Energy Information Administration (EIA) memprediksi emisi karbondioksida (CO2) global dari penggunaan energi akan terus meningkat hingga 2050. Peningkatan emisi karbon ini seiring dengan peningkatan konsumsi energi yang didorong oleh pertumbuhan populasi global, peningkatan manufaktur regional, dan transportasi.
Seperti dilansir oleh Reuters, EIA menyebutkan bahwa sumber energi berbasis bahan bakar non-fosil, termasuk nuklir dan energi terbarukan, akan menghasilkan lebih banyak energi sampai tahun 2050. Namun, pertumbuhan tersebut kemungkinan besar tidak akan cukup untuk mengurangi emisi karbon global.
Kapasitas pembangkit tenaga listrik global pada tahun 2050 diperkirakan akan meningkat antara 50% hingga 100% sedangkan jumlah pembangkit listrik bertambah sebesar 30% hingga 76%.
Menurut EIA, pembangkit listrik dari energi terbarukan dan nuklir dapat menyediakan sebanyak dua pertiga dari pembangkit listrik global pada tahun 2050. Pembangkit listrik tenaga surya (PLTS) dan pembangkit listrik tenaga bayu (PLTB) menunjukkan tingkat pertumbuhan pembangkit listrik tertinggi.

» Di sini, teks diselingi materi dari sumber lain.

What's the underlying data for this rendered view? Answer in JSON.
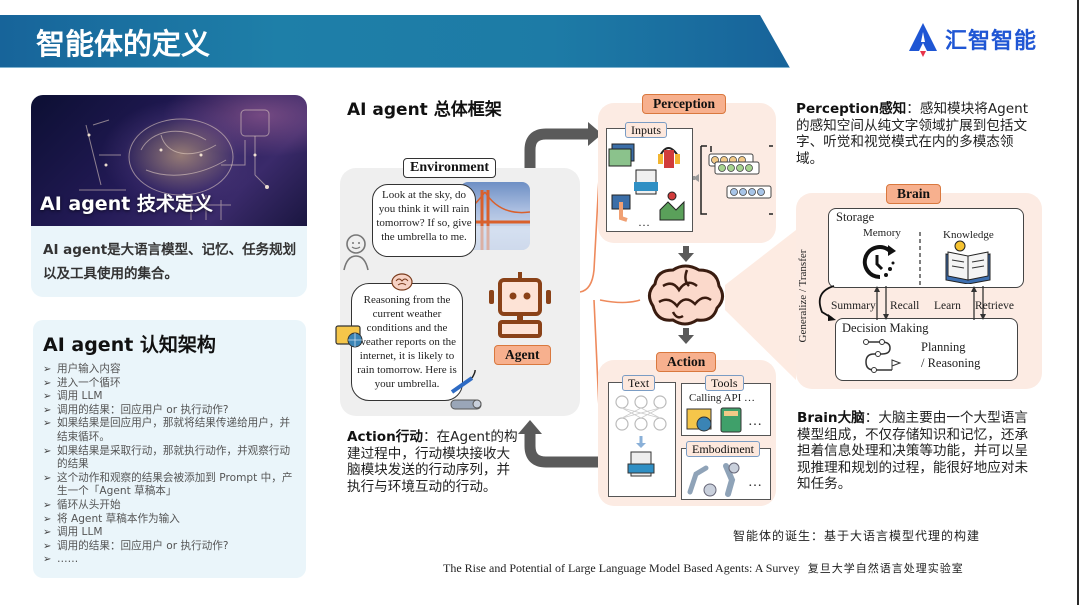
{
  "header": {
    "title": "智能体的定义",
    "logo_text": "汇智智能",
    "logo_icon": "rocket-a-icon",
    "colors": {
      "banner": "#1d7ba6",
      "logo": "#1f56d4",
      "logo_flame": "#e8334a"
    }
  },
  "definition_card": {
    "title": "AI agent 技术定义",
    "body": "AI agent是大语言模型、记忆、任务规划以及工具使用的集合。"
  },
  "architecture_card": {
    "title": "AI agent 认知架构",
    "bullet_icon": "arrow-right-icon",
    "items": [
      "用户输入内容",
      "进入一个循环",
      "调用 LLM",
      "调用的结果：回应用户 or 执行动作?",
      "如果结果是回应用户，那就将结果传递给用户，并结束循环。",
      "如果结果是采取行动，那就执行动作，并观察行动的结果",
      "这个动作和观察的结果会被添加到 Prompt 中，产生一个「Agent 草稿本」",
      "循环从头开始",
      "将 Agent 草稿本作为输入",
      "调用 LLM",
      "调用的结果：回应用户 or 执行动作?",
      "……"
    ]
  },
  "diagram": {
    "title": "AI agent 总体框架",
    "environment": {
      "label": "Environment",
      "user_bubble": "Look at the sky, do you think it will rain tomorrow? If so, give the umbrella to me.",
      "agent_bubble": "Reasoning from the current weather conditions and the weather reports on the internet, it is likely to rain tomorrow. Here is your umbrella.",
      "agent_label": "Agent"
    },
    "perception": {
      "label": "Perception",
      "inputs_label": "Inputs",
      "ellipsis": "…",
      "tokens_ellipsis": "…"
    },
    "action": {
      "label": "Action",
      "text_label": "Text",
      "tools_label": "Tools",
      "tools_caption": "Calling API …",
      "embodiment_label": "Embodiment",
      "ellipsis": "…"
    },
    "brain": {
      "label": "Brain",
      "storage_label": "Storage",
      "memory_label": "Memory",
      "knowledge_label": "Knowledge",
      "summary_label": "Summary",
      "recall_label": "Recall",
      "learn_label": "Learn",
      "retrieve_label": "Retrieve",
      "generalize_label": "Generalize / Transfer",
      "decision_label": "Decision Making",
      "planning_label": "Planning",
      "reasoning_label": "/ Reasoning"
    }
  },
  "descriptions": {
    "perception": {
      "head": "Perception感知",
      "body": "：感知模块将Agent的感知空间从纯文字领域扩展到包括文字、听觉和视觉模式在内的多模态领域。"
    },
    "brain": {
      "head": "Brain大脑",
      "body": "：大脑主要由一个大型语言模型组成，不仅存储知识和记忆，还承担着信息处理和决策等功能，并可以呈现推理和规划的过程，能很好地应对未知任务。"
    },
    "action": {
      "head": "Action行动",
      "body": "：在Agent的构建过程中，行动模块接收大脑模块发送的行动序列，并执行与环境互动的行动。"
    }
  },
  "footer": {
    "cn_title": "智能体的诞生：基于大语言模型代理的构建",
    "en_title": "The Rise and Potential of Large Language Model Based Agents: A Survey",
    "org": "复旦大学自然语言处理实验室"
  }
}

Sementara itu, pembangkit listrik berbahan bakar batu bara dan gas alam diperkirakan akan mencapai antara 27% dan 38% dari kapasitas pembangkit listrik pada tahun 2050. "Porsi pembangkit listrik berbahan bakar batu bara dan gas alam turun dari sekitar 50% pada tahun 2022,” kata Administrator EIA, Joseph DeCarolis, dikutip dari Reuters, Kamis (12/10).
Di sisi lain, DeCarolis juga memprediksi bahwa penjualan kendaraan listrik akan mencapai 2 miliar unit pada tahun 2050. Adapun puncak penggunaan kendaraan bermotor dengan bahan bakar minyak diperkirakan antara tahun 2027 dan 2033.

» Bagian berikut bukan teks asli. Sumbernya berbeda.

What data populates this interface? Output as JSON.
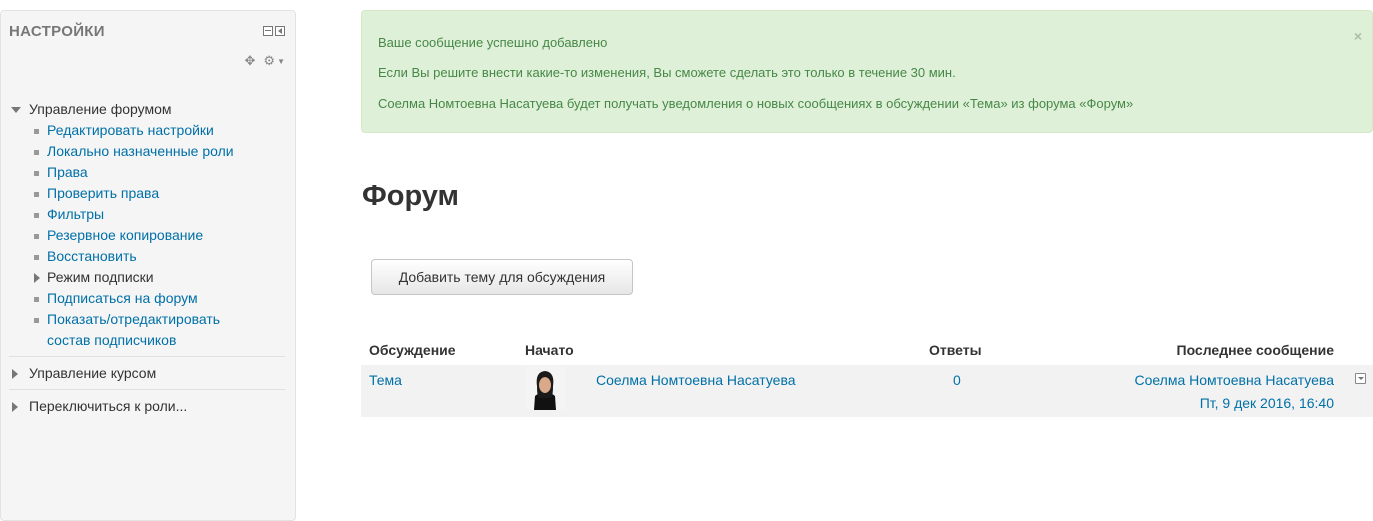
{
  "sidebar": {
    "title": "НАСТРОЙКИ",
    "forum_admin": {
      "label": "Управление форумом",
      "items": [
        {
          "label": "Редактировать настройки"
        },
        {
          "label": "Локально назначенные роли"
        },
        {
          "label": "Права"
        },
        {
          "label": "Проверить права"
        },
        {
          "label": "Фильтры"
        },
        {
          "label": "Резервное копирование"
        },
        {
          "label": "Восстановить"
        },
        {
          "label": "Режим подписки"
        },
        {
          "label": "Подписаться на форум"
        },
        {
          "label_line1": "Показать/отредактировать",
          "label_line2": "состав подписчиков"
        }
      ]
    },
    "course_admin": {
      "label": "Управление курсом"
    },
    "switch_role": {
      "label": "Переключиться к роли..."
    }
  },
  "alert": {
    "line1": "Ваше сообщение успешно добавлено",
    "line2": "Если Вы решите внести какие-то изменения, Вы сможете сделать это только в течение 30 мин.",
    "line3": "Соелма Номтоевна Насатуева будет получать уведомления о новых сообщениях в обсуждении «Тема» из форума «Форум»",
    "close": "×"
  },
  "page": {
    "title": "Форум"
  },
  "add_button": {
    "label": "Добавить тему для обсуждения"
  },
  "table": {
    "headers": {
      "discussion": "Обсуждение",
      "started": "Начато",
      "replies": "Ответы",
      "last_post": "Последнее сообщение"
    },
    "rows": [
      {
        "discussion": "Тема",
        "started_by": "Соелма Номтоевна Насатуева",
        "replies": "0",
        "last_author": "Соелма Номтоевна Насатуева",
        "last_date": "Пт, 9 дек 2016, 16:40"
      }
    ]
  },
  "colors": {
    "alert_bg": "#dff0d8",
    "alert_text": "#468847",
    "link": "#0070a8",
    "sidebar_bg": "#f5f5f5"
  }
}
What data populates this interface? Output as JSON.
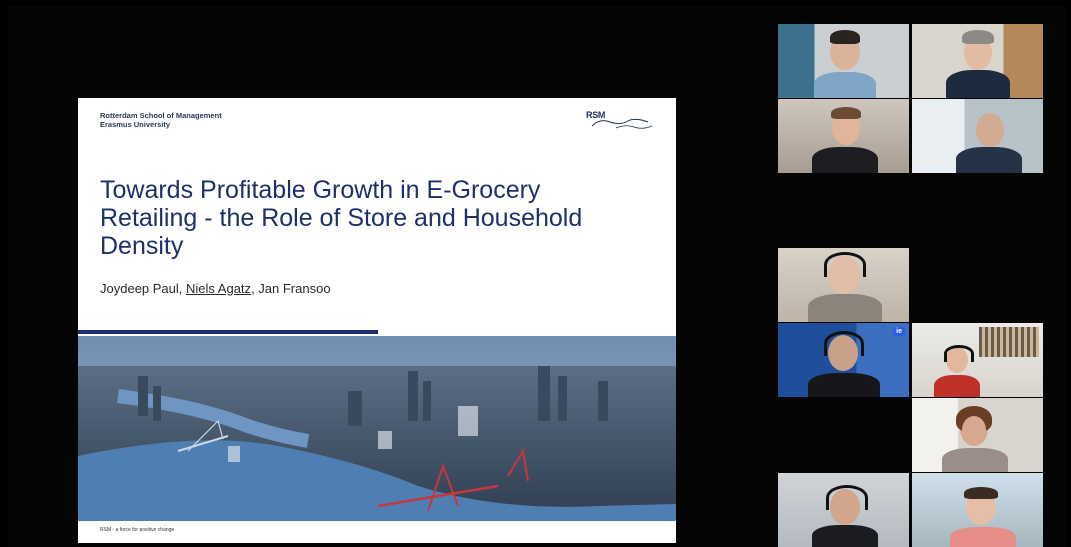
{
  "slide": {
    "org_line1": "Rotterdam School of Management",
    "org_line2": "Erasmus University",
    "logo_text": "RSM",
    "title": "Towards Profitable Growth in E-Grocery Retailing - the Role of Store and Household Density",
    "author1": "Joydeep Paul, ",
    "author2": "Niels Agatz",
    "author3": ", Jan Fransoo",
    "footer": "RSM - a force for positive change",
    "accent_color": "#1f2f6b"
  },
  "participants": [
    {
      "id": "p1"
    },
    {
      "id": "p2"
    },
    {
      "id": "p3"
    },
    {
      "id": "p4"
    },
    {
      "id": "p5"
    },
    {
      "id": "p6",
      "badge": "ie"
    },
    {
      "id": "p7"
    },
    {
      "id": "p8"
    },
    {
      "id": "p9"
    },
    {
      "id": "p10"
    }
  ]
}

“Kapasitas penyimpanan baterai akan tumbuh secara signifikan, meningkat dari kurang dari 1% kapasitas daya global pada tahun 2022 menjadi kisaran 4% hingga 9% kapasitas daya global pada tahun 2050,” kata DeCarolis.
Timur Tengah dan Amerika Utara diperkirakan akan meningkatkan produksi dan ekspor gas alam untuk memenuhi permintaan global yang terus meningkat. Sedangkan, Eropa Barat dan Asia akan tetap menjadi importir gas alam. Permintaan energi dari Cina, India, Asia Tenggara, dan Afrika akan mendorong produksi minyak mentah dan gas alam.